VANCOUVER WOULD BE COOLER IF #189: We Put A Big Fir Tree In Every Roundabout

by Claudia Chan | I recently came across this animated gif in my FB news feed. It’s a reconstructed image of what a Vancouver street could have looked like in 1914 and what it potentially could look like in the future. Pretty cool. It wasn’t uncommon for large trees to loom over city streets at the turn of the century when our city was still in its infancy. If city planners had just left them there, we would practically be living in an old growth forest by now.

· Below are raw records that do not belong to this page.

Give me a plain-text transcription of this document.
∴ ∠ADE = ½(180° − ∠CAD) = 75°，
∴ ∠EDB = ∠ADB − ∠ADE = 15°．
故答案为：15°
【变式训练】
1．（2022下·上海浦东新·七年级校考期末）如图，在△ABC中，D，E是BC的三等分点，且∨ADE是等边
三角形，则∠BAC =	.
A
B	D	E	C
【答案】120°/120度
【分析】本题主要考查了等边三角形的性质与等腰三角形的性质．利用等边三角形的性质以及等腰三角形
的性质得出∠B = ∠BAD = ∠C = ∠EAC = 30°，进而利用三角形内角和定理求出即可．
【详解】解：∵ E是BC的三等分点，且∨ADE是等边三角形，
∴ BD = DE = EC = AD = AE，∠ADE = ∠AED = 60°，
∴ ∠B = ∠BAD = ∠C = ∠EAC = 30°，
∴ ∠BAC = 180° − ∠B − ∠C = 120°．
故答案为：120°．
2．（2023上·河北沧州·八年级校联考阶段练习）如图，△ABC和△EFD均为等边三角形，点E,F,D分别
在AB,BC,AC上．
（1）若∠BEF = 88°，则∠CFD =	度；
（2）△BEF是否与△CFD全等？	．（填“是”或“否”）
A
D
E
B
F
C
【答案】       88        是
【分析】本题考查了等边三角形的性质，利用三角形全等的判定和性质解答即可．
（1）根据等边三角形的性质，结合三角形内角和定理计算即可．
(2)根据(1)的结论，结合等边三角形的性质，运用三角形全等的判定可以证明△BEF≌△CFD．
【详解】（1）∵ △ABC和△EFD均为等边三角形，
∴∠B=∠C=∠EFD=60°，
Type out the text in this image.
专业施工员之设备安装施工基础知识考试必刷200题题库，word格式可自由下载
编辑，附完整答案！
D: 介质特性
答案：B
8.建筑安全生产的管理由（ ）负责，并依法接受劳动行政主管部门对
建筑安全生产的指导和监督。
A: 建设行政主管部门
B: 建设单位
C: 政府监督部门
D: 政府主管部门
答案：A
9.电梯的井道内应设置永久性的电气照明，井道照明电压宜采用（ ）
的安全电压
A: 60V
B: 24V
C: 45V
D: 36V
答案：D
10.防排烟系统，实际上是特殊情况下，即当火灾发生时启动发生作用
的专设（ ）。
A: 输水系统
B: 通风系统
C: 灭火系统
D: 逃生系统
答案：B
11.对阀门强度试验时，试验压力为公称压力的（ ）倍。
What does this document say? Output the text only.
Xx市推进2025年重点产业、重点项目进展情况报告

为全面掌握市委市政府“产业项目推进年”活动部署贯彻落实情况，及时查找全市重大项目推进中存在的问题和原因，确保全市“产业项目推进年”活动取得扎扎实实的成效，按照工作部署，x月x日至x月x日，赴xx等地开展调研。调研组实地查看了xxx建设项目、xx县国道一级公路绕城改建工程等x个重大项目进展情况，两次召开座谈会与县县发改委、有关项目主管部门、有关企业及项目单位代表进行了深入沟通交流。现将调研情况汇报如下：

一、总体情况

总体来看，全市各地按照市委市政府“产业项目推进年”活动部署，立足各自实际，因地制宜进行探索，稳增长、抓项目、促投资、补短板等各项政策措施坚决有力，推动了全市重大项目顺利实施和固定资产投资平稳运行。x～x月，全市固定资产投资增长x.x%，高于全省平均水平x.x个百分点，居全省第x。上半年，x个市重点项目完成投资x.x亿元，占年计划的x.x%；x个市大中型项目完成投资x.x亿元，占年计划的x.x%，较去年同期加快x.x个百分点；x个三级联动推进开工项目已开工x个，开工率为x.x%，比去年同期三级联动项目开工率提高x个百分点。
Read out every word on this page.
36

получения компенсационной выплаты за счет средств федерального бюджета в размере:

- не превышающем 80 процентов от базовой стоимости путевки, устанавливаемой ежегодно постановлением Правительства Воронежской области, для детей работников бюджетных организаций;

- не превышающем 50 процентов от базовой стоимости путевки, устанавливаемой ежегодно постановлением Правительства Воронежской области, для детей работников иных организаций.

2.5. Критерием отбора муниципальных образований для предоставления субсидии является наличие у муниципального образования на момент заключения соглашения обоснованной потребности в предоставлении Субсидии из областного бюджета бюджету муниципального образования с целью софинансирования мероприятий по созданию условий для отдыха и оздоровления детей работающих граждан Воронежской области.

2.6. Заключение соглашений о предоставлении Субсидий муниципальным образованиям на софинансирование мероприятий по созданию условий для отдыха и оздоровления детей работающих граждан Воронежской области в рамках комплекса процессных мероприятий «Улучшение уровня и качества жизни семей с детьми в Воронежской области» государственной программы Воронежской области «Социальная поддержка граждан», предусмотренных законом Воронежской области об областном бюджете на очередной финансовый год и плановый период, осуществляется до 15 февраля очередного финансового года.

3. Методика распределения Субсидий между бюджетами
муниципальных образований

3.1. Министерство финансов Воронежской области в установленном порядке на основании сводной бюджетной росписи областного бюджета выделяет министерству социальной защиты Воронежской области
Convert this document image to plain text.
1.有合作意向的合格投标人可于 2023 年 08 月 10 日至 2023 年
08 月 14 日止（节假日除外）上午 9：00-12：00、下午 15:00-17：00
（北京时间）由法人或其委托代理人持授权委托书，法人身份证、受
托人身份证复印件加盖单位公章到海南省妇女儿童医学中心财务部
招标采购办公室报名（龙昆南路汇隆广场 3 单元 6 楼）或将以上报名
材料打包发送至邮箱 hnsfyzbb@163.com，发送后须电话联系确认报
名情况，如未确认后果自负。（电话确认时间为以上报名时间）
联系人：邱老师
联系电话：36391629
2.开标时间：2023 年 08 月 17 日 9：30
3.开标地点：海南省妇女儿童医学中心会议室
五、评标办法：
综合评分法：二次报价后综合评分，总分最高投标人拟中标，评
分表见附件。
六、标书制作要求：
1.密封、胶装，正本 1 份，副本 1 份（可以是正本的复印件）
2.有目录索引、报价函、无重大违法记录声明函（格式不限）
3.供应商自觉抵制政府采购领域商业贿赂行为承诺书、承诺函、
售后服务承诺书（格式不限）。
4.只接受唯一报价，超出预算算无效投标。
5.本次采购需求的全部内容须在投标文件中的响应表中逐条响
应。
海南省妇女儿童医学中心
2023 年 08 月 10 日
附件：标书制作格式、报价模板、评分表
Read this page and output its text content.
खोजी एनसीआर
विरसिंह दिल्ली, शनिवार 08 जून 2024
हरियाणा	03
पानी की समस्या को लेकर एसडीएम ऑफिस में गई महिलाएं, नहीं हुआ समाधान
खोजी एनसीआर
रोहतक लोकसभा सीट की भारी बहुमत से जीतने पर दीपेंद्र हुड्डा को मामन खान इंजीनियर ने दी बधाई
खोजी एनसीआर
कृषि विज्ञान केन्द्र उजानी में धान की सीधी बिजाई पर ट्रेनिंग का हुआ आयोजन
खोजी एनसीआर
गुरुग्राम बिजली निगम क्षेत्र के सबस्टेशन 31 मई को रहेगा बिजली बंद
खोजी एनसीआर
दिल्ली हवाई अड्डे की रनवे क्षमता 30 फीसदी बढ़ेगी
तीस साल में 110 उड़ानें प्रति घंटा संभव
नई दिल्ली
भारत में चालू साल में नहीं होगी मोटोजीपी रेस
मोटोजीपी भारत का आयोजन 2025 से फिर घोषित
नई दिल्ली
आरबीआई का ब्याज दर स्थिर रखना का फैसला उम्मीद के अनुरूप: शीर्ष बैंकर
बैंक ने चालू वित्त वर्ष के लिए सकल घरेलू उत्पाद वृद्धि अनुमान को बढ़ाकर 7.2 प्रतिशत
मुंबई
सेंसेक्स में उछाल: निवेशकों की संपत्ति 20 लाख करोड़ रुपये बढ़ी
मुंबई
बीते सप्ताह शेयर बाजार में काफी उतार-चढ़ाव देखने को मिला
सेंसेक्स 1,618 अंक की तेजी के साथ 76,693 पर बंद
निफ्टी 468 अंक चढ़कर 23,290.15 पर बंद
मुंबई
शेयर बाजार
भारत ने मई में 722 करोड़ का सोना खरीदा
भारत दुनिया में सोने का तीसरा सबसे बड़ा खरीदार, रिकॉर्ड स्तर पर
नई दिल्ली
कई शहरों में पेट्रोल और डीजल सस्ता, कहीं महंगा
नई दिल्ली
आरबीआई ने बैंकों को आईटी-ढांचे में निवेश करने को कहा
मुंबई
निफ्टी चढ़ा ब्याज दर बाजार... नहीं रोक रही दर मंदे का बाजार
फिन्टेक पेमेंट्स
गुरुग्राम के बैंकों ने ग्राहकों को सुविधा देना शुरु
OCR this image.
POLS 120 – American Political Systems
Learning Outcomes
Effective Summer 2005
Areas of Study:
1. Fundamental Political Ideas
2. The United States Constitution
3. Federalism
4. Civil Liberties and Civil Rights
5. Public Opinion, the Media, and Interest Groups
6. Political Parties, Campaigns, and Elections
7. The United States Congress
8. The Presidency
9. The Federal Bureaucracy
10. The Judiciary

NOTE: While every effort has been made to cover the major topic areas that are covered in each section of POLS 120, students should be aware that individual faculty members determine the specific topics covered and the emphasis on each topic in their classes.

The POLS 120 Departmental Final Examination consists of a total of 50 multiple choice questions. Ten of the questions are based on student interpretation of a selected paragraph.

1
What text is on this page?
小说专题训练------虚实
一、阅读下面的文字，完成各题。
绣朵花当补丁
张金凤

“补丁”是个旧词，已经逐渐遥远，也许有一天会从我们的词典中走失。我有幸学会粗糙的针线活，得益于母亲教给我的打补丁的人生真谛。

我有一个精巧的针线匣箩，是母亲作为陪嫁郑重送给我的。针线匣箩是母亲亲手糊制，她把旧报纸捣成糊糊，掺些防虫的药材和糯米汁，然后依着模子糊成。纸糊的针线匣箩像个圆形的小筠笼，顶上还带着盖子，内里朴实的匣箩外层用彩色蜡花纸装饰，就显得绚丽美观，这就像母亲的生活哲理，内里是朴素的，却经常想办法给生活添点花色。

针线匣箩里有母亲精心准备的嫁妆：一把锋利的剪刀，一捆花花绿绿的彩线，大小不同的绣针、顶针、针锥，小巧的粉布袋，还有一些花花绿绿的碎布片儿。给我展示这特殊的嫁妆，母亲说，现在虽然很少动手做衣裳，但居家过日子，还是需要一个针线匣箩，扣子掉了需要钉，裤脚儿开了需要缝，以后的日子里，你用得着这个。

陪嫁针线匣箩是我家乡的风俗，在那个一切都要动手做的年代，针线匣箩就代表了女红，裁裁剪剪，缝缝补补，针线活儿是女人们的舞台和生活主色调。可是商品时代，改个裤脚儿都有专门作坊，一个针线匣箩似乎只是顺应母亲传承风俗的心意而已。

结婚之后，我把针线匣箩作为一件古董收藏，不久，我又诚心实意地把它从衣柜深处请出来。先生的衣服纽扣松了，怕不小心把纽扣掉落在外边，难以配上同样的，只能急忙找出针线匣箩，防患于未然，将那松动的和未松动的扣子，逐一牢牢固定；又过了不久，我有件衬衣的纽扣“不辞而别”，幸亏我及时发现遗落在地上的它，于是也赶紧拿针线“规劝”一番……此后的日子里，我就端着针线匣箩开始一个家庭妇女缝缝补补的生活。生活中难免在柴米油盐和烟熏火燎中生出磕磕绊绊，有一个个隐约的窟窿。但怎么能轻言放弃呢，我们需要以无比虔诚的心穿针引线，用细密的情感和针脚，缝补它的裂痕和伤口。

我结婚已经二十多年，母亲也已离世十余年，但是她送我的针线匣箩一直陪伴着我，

As part of their exhibition at the Vancouver Art Gallery this past May, the designers of Goodweather Collective put forth this “retroprojective” proposal where giant trees would sit in the middle of neighbourhood roundabouts. By borrowing this idea from the past, they were re-imagining how we could marry urban and forest spaces together. I could just imagine the little kids just loving it – spending hours running around the roundabout tree. They would have the best of both worlds – the city and the forest in their own front yard.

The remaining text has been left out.